LED quality features: The difference between good and cheap
Not everything that shines brightly in the LED market is good. In the end, cheap LED lamps can cost you dearly. It has now been proven how important the quality of light is for our daily well-being, our mood and our health. You should pay attention to these quality features to distinguish good LED lamps from bad ones:
>> Color rendering index (Ra): Lamps for indoor use must have an Ra index of at least 80. The first digit of the number code on the pack provides information about the Ra index
>> Light color (Kelvin): The lower, the warmer
>> Light yield (efficiency): LED drivers, optics and higher operating temperatures can cause losses of up to 40%
>> Luminance: What is important is a light distribution that is as harmonious and homogeneous as possible without sharp-edged light edges or overly bright spots
>> Optimized heat management: Good cooling that is as inconspicuous as possible increases the service life of the LEDs
Pay attention to the quality of LED lamps
Poor quality in LED lamps: how do you recognize them?
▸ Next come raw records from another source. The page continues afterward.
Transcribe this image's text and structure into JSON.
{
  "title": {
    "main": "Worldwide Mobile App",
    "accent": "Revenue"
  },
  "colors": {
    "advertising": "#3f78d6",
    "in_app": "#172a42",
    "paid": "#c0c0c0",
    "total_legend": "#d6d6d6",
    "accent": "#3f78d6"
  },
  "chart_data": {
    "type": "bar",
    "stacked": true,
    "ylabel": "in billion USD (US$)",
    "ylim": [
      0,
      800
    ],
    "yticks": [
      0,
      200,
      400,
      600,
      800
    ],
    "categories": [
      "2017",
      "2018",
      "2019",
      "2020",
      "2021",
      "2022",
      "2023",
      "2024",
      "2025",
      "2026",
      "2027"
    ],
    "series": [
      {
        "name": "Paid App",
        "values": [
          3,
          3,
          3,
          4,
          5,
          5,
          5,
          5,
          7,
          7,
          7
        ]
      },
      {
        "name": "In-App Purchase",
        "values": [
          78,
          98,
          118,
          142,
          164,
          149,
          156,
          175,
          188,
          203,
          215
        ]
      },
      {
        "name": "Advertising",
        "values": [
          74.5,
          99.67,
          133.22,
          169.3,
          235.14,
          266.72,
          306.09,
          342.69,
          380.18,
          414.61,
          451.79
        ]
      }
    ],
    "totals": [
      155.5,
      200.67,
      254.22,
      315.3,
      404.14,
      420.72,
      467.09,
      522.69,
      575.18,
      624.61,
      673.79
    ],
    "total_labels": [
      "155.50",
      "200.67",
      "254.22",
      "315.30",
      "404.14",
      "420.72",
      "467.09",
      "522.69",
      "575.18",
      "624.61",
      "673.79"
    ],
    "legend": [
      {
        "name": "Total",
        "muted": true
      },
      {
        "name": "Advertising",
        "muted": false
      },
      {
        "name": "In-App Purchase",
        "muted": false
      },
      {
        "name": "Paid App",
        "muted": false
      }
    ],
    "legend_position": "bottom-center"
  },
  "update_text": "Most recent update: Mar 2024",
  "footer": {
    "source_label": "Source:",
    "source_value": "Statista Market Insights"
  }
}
Technical quality features
- Inadequate color rendering: This property of a light source describes whether illuminated faces or objects appear natural. Poor color rendering leads to false color perception and often causes a large loss of brightness after a short time.
- No or insufficient cooling: LEDs have to be cooled in order to dissipate the heat produced – otherwise this has a massive impact on the service life. The operating temperature indicates the temperatures at which the LED can be operated and at the same time exploit its full service life.
- Faulty electronics: In order to convert the alternating current from the line into direct current, LEDs require ballast electronics. This is the most expensive component in the LED lamp – inferior materials are often used here. Incorrectly selected parts and poor workmanship are the main reasons for the failure of the LED lamp.
- Flickering: Many cheap LED lamps flicker, sometimes even with the naked eye. This can also be traced back to defective ballast electronics: high-quality ballast electronics can reduce the flickering of dimmable LED lamps to an imperceptible minimum.